The boy waved his free hand in my direction, not even bothering to turn around, and I faintly heard his response drift back to me: “Whatever, dude.” The girl’s shoulders hunched even more as she laughed. And all I could do was glare after them, anger boiling over like a pot left too long on the stove.
Fury and indignation melded with horror and despair; a giant, mushrooming cloud of emotion that threatened to wipe away the rest of my sanity. Looking for some sort of release, I grabbed the nickel and hurled it into the muddy-brown water of the river. It made an unsatisfying dent, absorbed so quickly that it didn’t even splash.

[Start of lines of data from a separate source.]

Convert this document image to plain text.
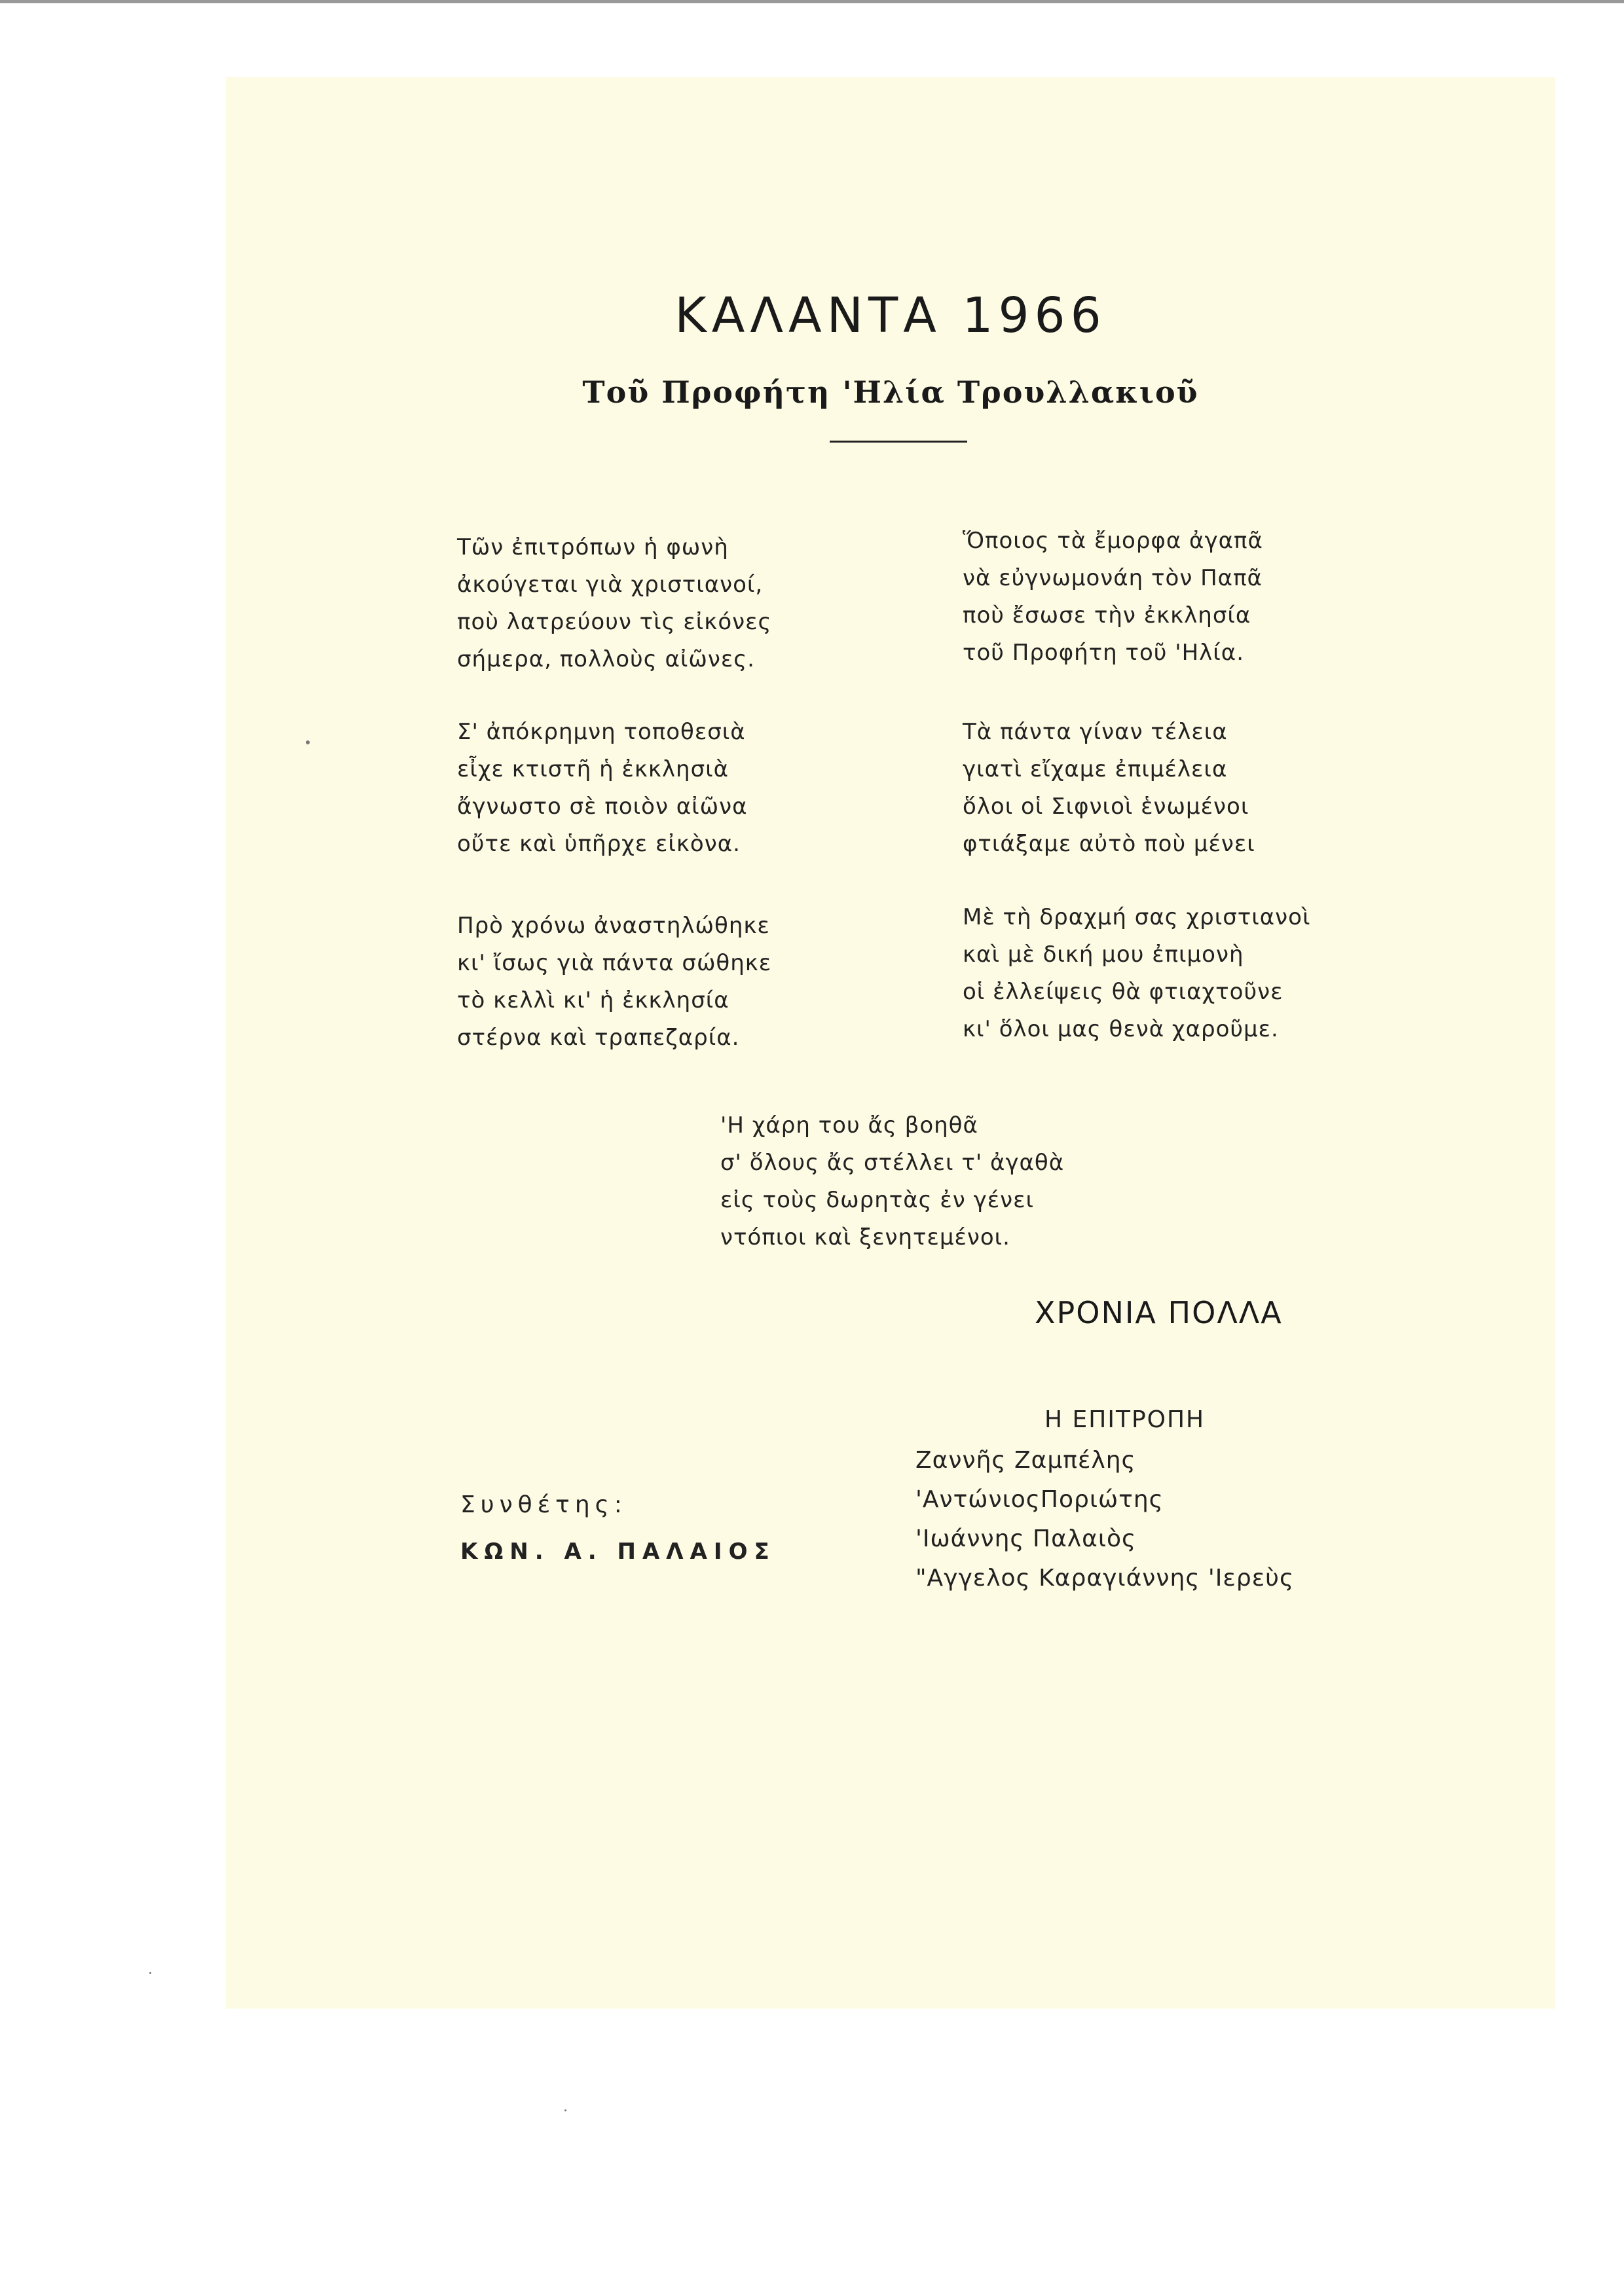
ΚΑΛΑΝΤΑ 1966
Τοῦ Προφήτη 'Ηλία Τρουλλακιοῦ
Τῶν ἐπιτρόπων ἡ φωνὴ
ἀκούγεται γιὰ χριστιανοί,
ποὺ λατρεύουν τὶς εἰκόνες
σήμερα, πολλοὺς αἰῶνες.
Σ' ἀπόκρημνη τοποθεσιὰ
εἶχε κτιστῆ ἡ ἐκκλησιὰ
ἄγνωστο σὲ ποιὸν αἰῶνα
οὔτε καὶ ὑπῆρχε εἰκὸνα.
Πρὸ χρόνω ἀναστηλώθηκε
κι' ἴσως γιὰ πάντα σώθηκε
τὸ κελλὶ κι' ἡ ἐκκλησία
στέρνα καὶ τραπεζαρία.
Ὅποιος τὰ ἔμορφα ἀγαπᾶ
νὰ εὐγνωμονάη τὸν Παπᾶ
ποὺ ἔσωσε τὴν ἐκκλησία
τοῦ Προφήτη τοῦ 'Ηλία.
Τὰ πάντα γίναν τέλεια
γιατὶ εἴχαμε ἐπιμέλεια
ὅλοι οἱ Σιφνιοὶ ἑνωμένοι
φτιάξαμε αὐτὸ ποὺ μένει
Μὲ τὴ δραχμή σας χριστιανοὶ
καὶ μὲ δική μου ἐπιμονὴ
οἱ ἐλλείψεις θὰ φτιαχτοῦνε
κι' ὅλοι μας θενὰ χαροῦμε.
'Η χάρη του ἄς βοηθᾶ
σ' ὅλους ἄς στέλλει τ' ἀγαθὰ
εἰς τοὺς δωρητὰς ἐν γένει
ντόπιοι καὶ ξενητεμένοι.
ΧΡΟΝΙΑ ΠΟΛΛΑ
Η ΕΠΙΤΡΟΠΗ
Ζαννῆς Ζαμπέλης
'ΑντώνιοςΠοριώτης
'Ιωάννης Παλαιὸς
"Αγγελος Καραγιάννης 'Ιερεὺς
Συνθέτης:
ΚΩΝ. Α. ΠΑΛΑΙΟΣ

Without thinking, my fingers curled around the cell phone resting uselessly at my side, gripping the delicate touch-screen so firmly I felt it crack beneath the pressure. The broken phone quickly followed the nickel’s path, arcing in slow motion toward the water–the cracked screen flashing intermittent white like an S.O.S. message no one understood. It, too, was swallowed soundlessly into the water, joining the other inanimate victims of my rage. But it wasn’t enough.
So I screamed — a wordless roar of anguish, betrayal, and shame.
I screamed until my throat gave out and the turmoil I felt was expended. I must have sounded like I was being stabbed to death but I didn’t even bother to look for reactions. I already knew. No one would come check on me. They’d all pretend like I didn’t exist. I was just a loud nuisance imposing on their happy little moments, something to be tuned out as easily as road construction noise on a summer day.